Invasive Species Compendium

Detailed coverage of invasive species threatening livelihoods and the environment worldwide

Abstract

Can seed-borne endophytes promote grass invasion by reducing host dependence on mycorrhizas?

Abstract

Symbiotic interactions between plants and microorganisms have recently become the focus of research on biological invasions. However, the interaction between different symbionts and their consequences in host-plant invasion have been seldom explored. Here, we propose that vertically transmitted fungal endophytes could reduce the dependency of invasive grasses on mycorrhizal fungi allowing host establishment in those environments where the specific mutualist may be not present.
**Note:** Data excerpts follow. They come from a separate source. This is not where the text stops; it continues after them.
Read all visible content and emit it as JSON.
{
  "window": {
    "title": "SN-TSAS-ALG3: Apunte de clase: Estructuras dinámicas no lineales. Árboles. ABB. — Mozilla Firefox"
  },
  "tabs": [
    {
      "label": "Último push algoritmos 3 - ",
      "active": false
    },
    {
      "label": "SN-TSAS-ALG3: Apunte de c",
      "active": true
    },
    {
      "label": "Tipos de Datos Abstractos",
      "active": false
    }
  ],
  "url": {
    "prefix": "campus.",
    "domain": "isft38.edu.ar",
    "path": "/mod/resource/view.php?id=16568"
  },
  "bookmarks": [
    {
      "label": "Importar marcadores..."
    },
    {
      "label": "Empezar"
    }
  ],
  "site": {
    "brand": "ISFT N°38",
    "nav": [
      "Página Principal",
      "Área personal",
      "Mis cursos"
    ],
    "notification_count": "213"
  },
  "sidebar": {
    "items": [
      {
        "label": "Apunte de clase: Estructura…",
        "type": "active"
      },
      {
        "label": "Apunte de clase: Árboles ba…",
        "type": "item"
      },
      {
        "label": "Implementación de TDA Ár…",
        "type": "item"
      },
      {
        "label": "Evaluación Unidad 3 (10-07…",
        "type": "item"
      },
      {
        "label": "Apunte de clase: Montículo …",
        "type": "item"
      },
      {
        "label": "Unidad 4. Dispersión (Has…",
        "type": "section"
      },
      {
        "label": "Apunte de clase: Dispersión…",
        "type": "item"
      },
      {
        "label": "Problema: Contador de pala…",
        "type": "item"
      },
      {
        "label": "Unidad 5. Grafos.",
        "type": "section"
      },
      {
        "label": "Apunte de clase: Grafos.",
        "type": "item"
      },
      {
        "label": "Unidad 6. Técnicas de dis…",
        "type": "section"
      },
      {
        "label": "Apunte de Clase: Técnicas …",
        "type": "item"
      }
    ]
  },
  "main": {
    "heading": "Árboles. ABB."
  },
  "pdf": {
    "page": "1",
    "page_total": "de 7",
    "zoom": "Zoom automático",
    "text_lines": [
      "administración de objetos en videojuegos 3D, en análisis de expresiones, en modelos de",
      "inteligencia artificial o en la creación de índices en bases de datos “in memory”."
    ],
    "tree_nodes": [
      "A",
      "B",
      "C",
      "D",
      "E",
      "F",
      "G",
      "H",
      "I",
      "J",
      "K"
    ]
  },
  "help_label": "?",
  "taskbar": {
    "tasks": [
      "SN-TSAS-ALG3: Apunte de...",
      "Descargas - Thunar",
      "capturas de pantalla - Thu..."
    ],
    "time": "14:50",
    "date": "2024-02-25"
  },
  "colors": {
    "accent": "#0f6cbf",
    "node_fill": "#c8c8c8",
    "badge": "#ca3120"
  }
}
Through analyzing published studies on nine grass species, we evaluated the effect of seed-borne Epichloë endophytes on the relationship of invasive and non-invasive grasses with arbuscular mycorrhizal fungi (AMF), a symbiosis known to be fundamental for plant fitness and invasion success. The endophyte effect on AMF colonization differed between invasive and non-invasive grasses, reducing mycorrhization only on invasive species but with no impact on their biomass. These results allowed us to propose that Epichloë endophytes could reduce the dependency of host plants on the mutualism with AMF, promoting host grass establishment and subsequent invasion. Simultaneous interactions with different types of mutualists may have profound effects on the host-plant fitness facilitating its range expansion. Our findings suggest that some specific mutualistic fungi such as epichloid endophytes facilitate host invasion by reducing the requirements of the benefits derived from other mutualisms.